We've worked to ensure stability of core systems. myGov has now increased in current capacity from 6,000 to 300,000 users—work that was done in a matter of days. We've made it much simpler for Australians to get financial support and crucially reduced the need for Australian citizens to pop into a Services Australia shopfront.

Before the coronavirus pandemic, 570,000 Australians used to access myGov every day; today, it's 1.7 million. Indeed, from 16 March to 21 April, there were 50 million logins to myGov by Australian citizens. The biggest day to date has seen three million logins to myGov. The preceding biggest day was tax time last year at 1.8 million.

We've also taken massive strides in process simplification and updating digital processes. From 25 March you could lodge your intent to claim online. Over the last three weeks we've allowed people to establish their digital identity and get a customer reference number—normally having to go into a shop centre, that can now be done online. Indeed, as at last night, 204,000 Australians had created a customer reference number online.

We've streamlined the jobseeker payment to just 20 questions, halving the time it takes someone to complete that. And, in a bit over 50 days from 16 March, Services Australia processed 1.1 million claims, which is the same number of claims the agency normally does in a two-year period.

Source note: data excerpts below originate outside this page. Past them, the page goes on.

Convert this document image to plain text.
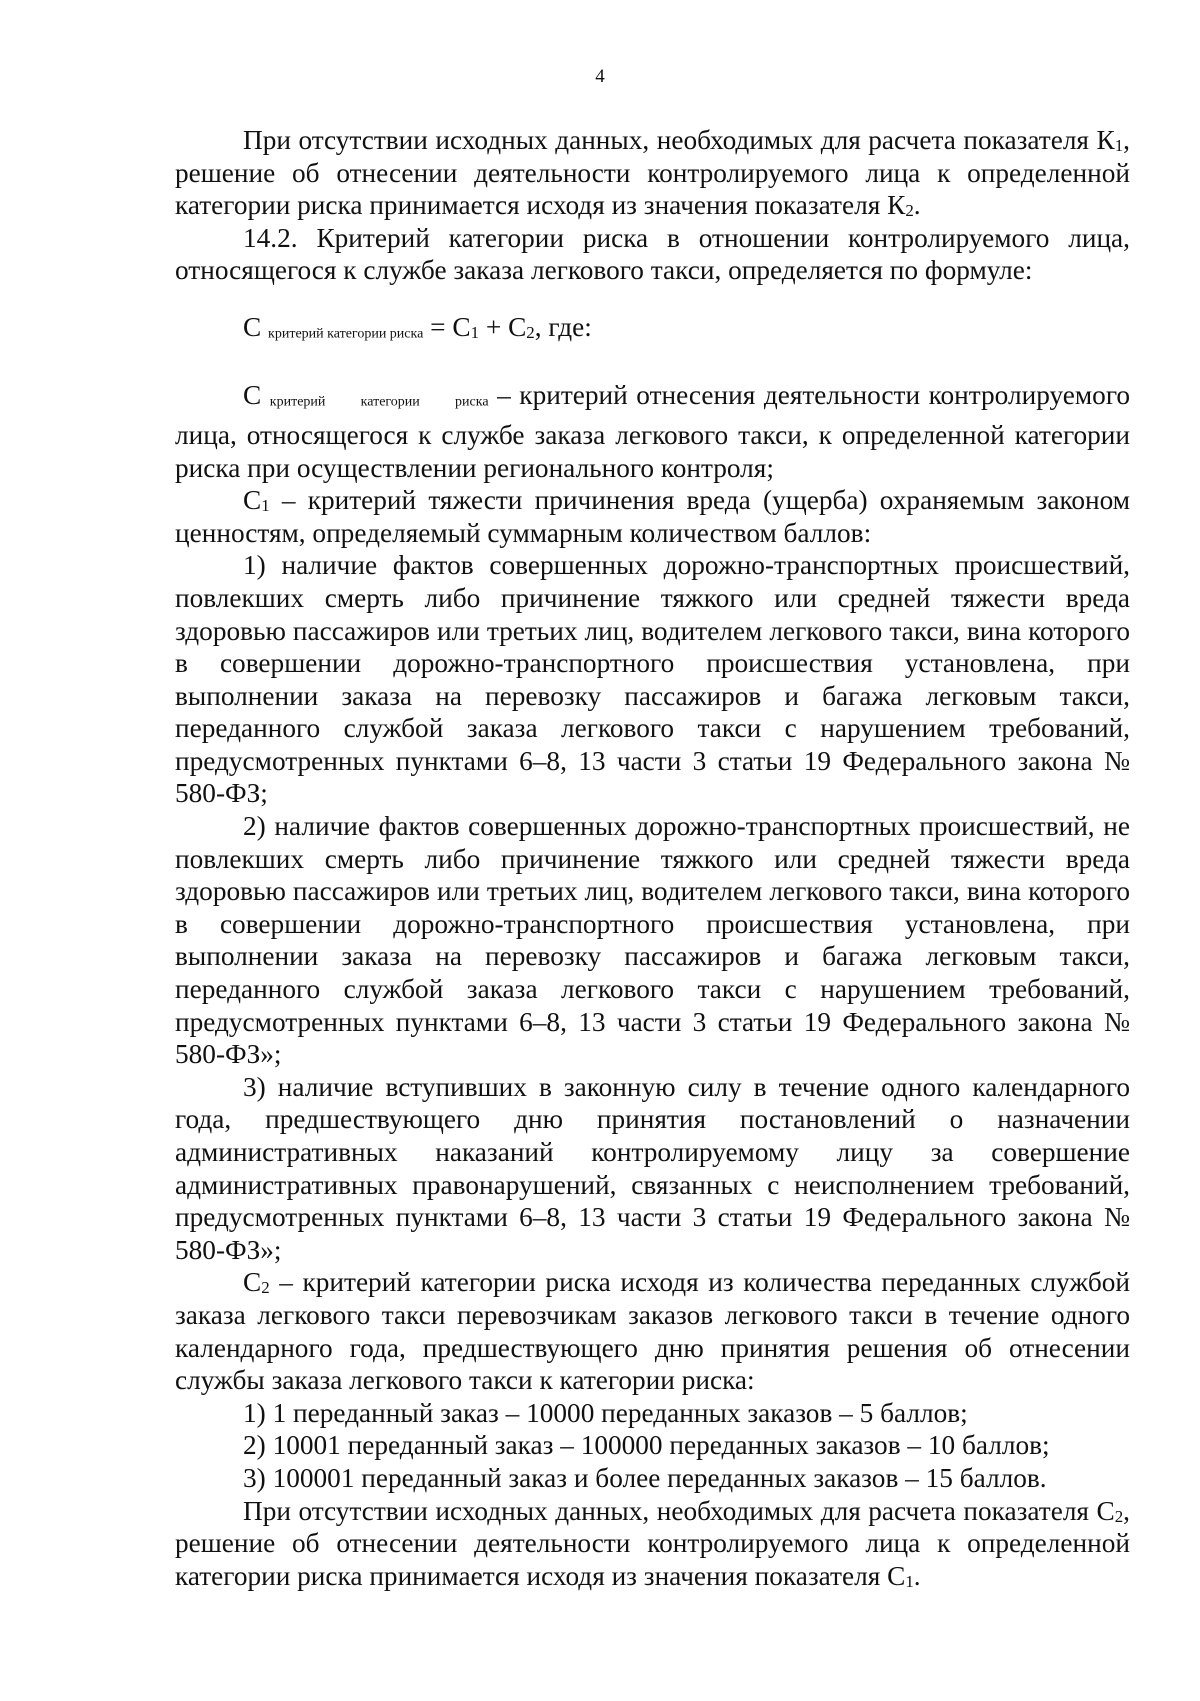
4

При отсутствии исходных данных, необходимых для расчета показателя $К_1$, решение об отнесении деятельности контролируемого лица к определенной категории риска принимается исходя из значения показателя $К_2$.

14.2. Критерий категории риска в отношении контролируемого лица, относящегося к службе заказа легкового такси, определяется по формуле:

С критерий категории риска = $С_1 + С_2$, где:

С критерий категории риска – критерий отнесения деятельности контролируемого лица, относящегося к службе заказа легкового такси, к определенной категории риска при осуществлении регионального контроля;

$С_1$ – критерий тяжести причинения вреда (ущерба) охраняемым законом ценностям, определяемый суммарным количеством баллов:

1) наличие фактов совершенных дорожно-транспортных происшествий, повлекших смерть либо причинение тяжкого или средней тяжести вреда здоровью пассажиров или третьих лиц, водителем легкового такси, вина которого в совершении дорожно-транспортного происшествия установлена, при выполнении заказа на перевозку пассажиров и багажа легковым такси, переданного службой заказа легкового такси с нарушением требований, предусмотренных пунктами 6–8, 13 части 3 статьи 19 Федерального закона № 580-ФЗ;

2) наличие фактов совершенных дорожно-транспортных происшествий, не повлекших смерть либо причинение тяжкого или средней тяжести вреда здоровью пассажиров или третьих лиц, водителем легкового такси, вина которого в совершении дорожно-транспортного происшествия установлена, при выполнении заказа на перевозку пассажиров и багажа легковым такси, переданного службой заказа легкового такси с нарушением требований, предусмотренных пунктами 6–8, 13 части 3 статьи 19 Федерального закона № 580-ФЗ»;

3) наличие вступивших в законную силу в течение одного календарного года, предшествующего дню принятия постановлений о назначении административных наказаний контролируемому лицу за совершение административных правонарушений, связанных с неисполнением требований, предусмотренных пунктами 6–8, 13 части 3 статьи 19 Федерального закона № 580-ФЗ»;

$С_2$ – критерий категории риска исходя из количества переданных службой заказа легкового такси перевозчикам заказов легкового такси в течение одного календарного года, предшествующего дню принятия решения об отнесении службы заказа легкового такси к категории риска:

1) 1 переданный заказ – 10000 переданных заказов – 5 баллов;

2) 10001 переданный заказ – 100000 переданных заказов – 10 баллов;

3) 100001 переданный заказ и более переданных заказов – 15 баллов.

При отсутствии исходных данных, необходимых для расчета показателя $С_2$, решение об отнесении деятельности контролируемого лица к определенной категории риска принимается исходя из значения показателя $С_1$.
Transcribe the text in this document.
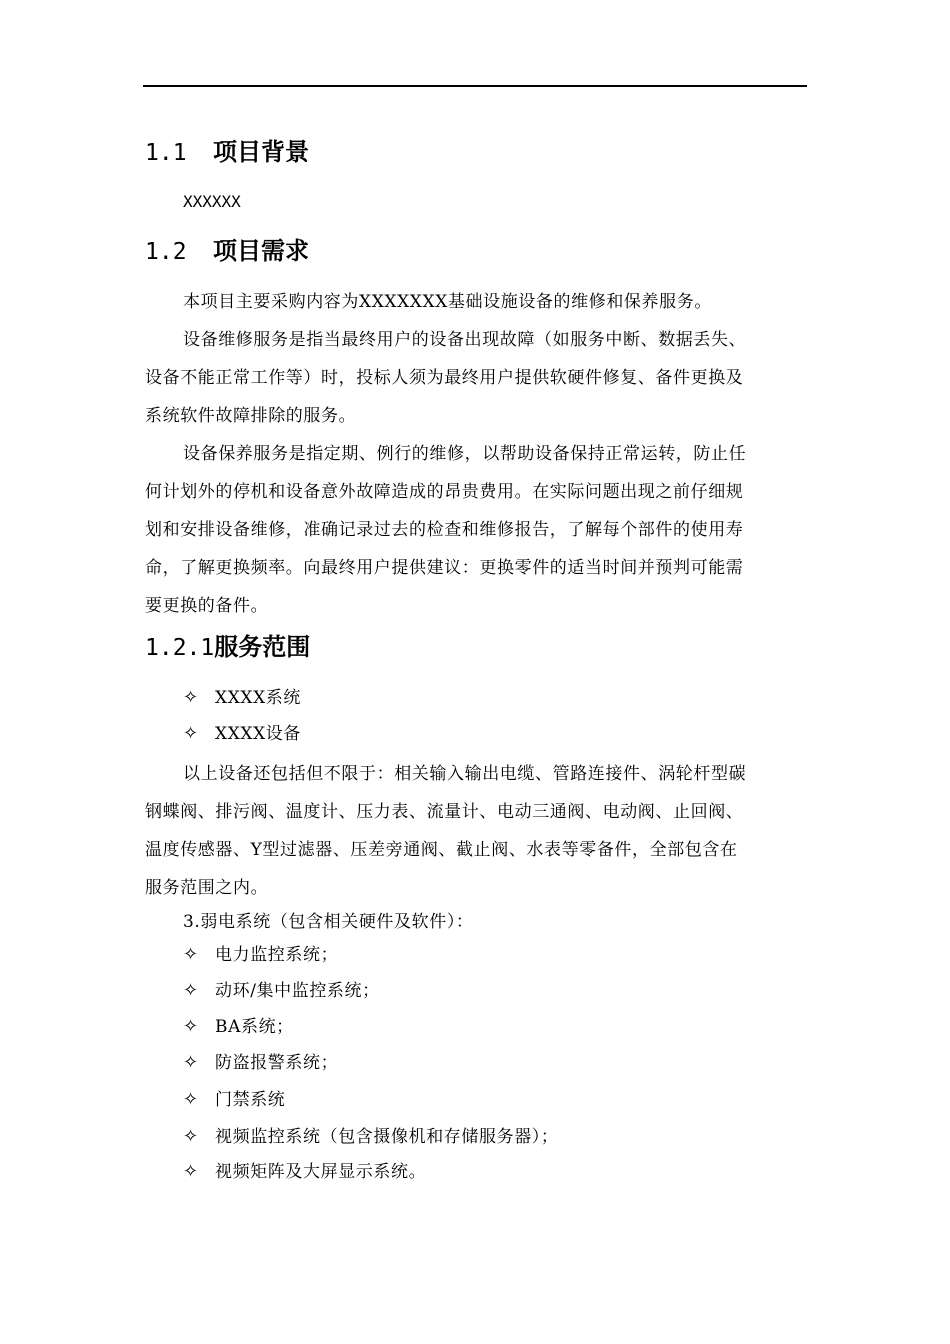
1.1 项目背景
XXXXXX
1.2 项目需求
本项目主要采购内容为XXXXXXX基础设施设备的维修和保养服务。
设备维修服务是指当最终用户的设备出现故障（如服务中断、数据丢失、
设备不能正常工作等）时，投标人须为最终用户提供软硬件修复、备件更换及
系统软件故障排除的服务。
设备保养服务是指定期、例行的维修，以帮助设备保持正常运转，防止任
何计划外的停机和设备意外故障造成的昂贵费用。在实际问题出现之前仔细规
划和安排设备维修，准确记录过去的检查和维修报告，了解每个部件的使用寿
命，了解更换频率。向最终用户提供建议：更换零件的适当时间并预判可能需
要更换的备件。
1.2.1服务范围
✧ XXXX系统
✧ XXXX设备
以上设备还包括但不限于：相关输入输出电缆、管路连接件、涡轮杆型碳
钢蝶阀、排污阀、温度计、压力表、流量计、电动三通阀、电动阀、止回阀、
温度传感器、Y型过滤器、压差旁通阀、截止阀、水表等零备件，全部包含在
服务范围之内。
3.弱电系统（包含相关硬件及软件）：
✧ 电力监控系统；
✧ 动环/集中监控系统；
✧ BA系统；
✧ 防盗报警系统；
✧ 门禁系统
✧ 视频监控系统（包含摄像机和存储服务器）；
✧ 视频矩阵及大屏显示系统。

The agency's paid $5.2 billion in the first round of $750 economic support payments to seven million Australians, and the $550 supplement has now been paid to more than 1.9 million recipients. On top of this, all of the business-as-usual work has continued and yesterday BAU claims were less than the same period in the preceding year.

All of this is due to the extraordinary hard work of public servants in Services Australia, and can I say a very large thank you to all of them for the hard work that they've done.